WAVE complex and its downstream effector Arp2/3 regulate axon growth downstream of Rac1. A, Dissociated CGNs were cotransfected with pEYFP-C1 and pcDNA3.1/myc-His A (ctrl) or with pEYFP-C1 and pWAVE-CAAX (pWAVE-CAAX). Cells were fixed at 3 DIV and immunostained for Tau-1 to visualize axons. On overexpression of WAVE-CAAX, Rac1^−/− CGNs extend significantly more Tau-1-positive axons bearing a typical proximodistal staining gradient. Instead, Rac1^−/− neurons transfected with the ctrl typically extend several shorter, Tau-1-negative neurites. Overexpression of WAVE-CAAX partially rescues the axon formation defect of Rac1^−/− CGNs. Scale bar, 25 μm. B, Quantification of axon formation on transfection of pWAVE-CAAX or ctrl. Cells, bearing at least one Tau-1-positive axon (proximodistal staining gradient), were scored as positive. The values represent averages ± SEM from four independent cultures (n = 100 cells/culture; **p < 0.01; ***p < 0.001).

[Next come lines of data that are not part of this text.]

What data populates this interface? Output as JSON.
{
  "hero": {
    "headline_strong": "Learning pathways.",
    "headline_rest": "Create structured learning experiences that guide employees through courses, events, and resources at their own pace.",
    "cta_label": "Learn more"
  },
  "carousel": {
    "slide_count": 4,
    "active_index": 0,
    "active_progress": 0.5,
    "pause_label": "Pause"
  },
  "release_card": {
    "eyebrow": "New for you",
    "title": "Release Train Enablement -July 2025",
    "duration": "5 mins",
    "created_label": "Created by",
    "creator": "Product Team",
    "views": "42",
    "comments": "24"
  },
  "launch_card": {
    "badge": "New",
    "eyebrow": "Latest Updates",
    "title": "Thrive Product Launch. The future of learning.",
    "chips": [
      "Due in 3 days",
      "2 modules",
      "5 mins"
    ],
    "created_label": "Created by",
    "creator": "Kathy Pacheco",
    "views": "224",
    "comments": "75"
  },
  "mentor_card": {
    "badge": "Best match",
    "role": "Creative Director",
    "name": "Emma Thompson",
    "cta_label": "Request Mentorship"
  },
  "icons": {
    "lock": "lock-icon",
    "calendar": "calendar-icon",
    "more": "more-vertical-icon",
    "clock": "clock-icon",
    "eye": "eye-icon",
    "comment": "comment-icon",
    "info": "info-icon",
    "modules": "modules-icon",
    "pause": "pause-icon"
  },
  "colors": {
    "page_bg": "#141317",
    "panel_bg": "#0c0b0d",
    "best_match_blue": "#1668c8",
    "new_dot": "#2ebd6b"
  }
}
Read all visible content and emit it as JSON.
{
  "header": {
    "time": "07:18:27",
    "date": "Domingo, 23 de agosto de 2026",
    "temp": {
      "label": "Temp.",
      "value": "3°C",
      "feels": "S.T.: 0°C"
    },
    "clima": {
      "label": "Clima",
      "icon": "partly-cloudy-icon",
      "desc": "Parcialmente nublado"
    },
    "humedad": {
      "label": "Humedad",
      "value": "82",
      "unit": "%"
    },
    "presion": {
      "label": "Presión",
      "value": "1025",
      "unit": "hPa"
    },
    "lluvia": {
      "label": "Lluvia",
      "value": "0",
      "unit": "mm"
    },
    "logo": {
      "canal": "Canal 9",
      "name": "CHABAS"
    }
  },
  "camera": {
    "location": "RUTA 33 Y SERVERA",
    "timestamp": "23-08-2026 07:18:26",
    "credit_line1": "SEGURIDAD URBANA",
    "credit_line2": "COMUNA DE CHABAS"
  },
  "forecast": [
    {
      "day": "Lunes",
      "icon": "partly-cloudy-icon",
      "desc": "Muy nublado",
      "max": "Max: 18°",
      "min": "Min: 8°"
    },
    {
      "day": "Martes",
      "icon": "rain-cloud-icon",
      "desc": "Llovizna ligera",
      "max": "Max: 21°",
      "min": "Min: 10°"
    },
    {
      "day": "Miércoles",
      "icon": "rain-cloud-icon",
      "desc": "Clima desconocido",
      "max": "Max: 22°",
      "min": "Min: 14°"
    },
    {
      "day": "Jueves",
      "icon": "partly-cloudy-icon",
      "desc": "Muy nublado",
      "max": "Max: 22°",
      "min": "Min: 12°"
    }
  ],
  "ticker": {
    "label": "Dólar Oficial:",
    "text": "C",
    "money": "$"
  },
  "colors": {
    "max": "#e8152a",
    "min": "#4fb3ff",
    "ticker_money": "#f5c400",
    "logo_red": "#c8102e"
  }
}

C, Quantification of the length of the longest neurite in CGNs transfected with pWAVE-CAAX or ctrl. The values represent averages ± SEM from five independent cultures (n = 100 cells/culture; **p < 0.01). D, Time-lapse videomicroscopy of representative growth cones from wild-type CGNs cultured for 1 d and imaged before and after the addition of the Arp2/3 inhibitor (CK-548). The top panel represents four frames at 30 s intervals before the addition of CK-548, and the bottom panel, after the addition of CK-548. The additional two frames depict the growth cone dynamics 6 min before and after the inhibitor was added. Scale bar, 10 μm.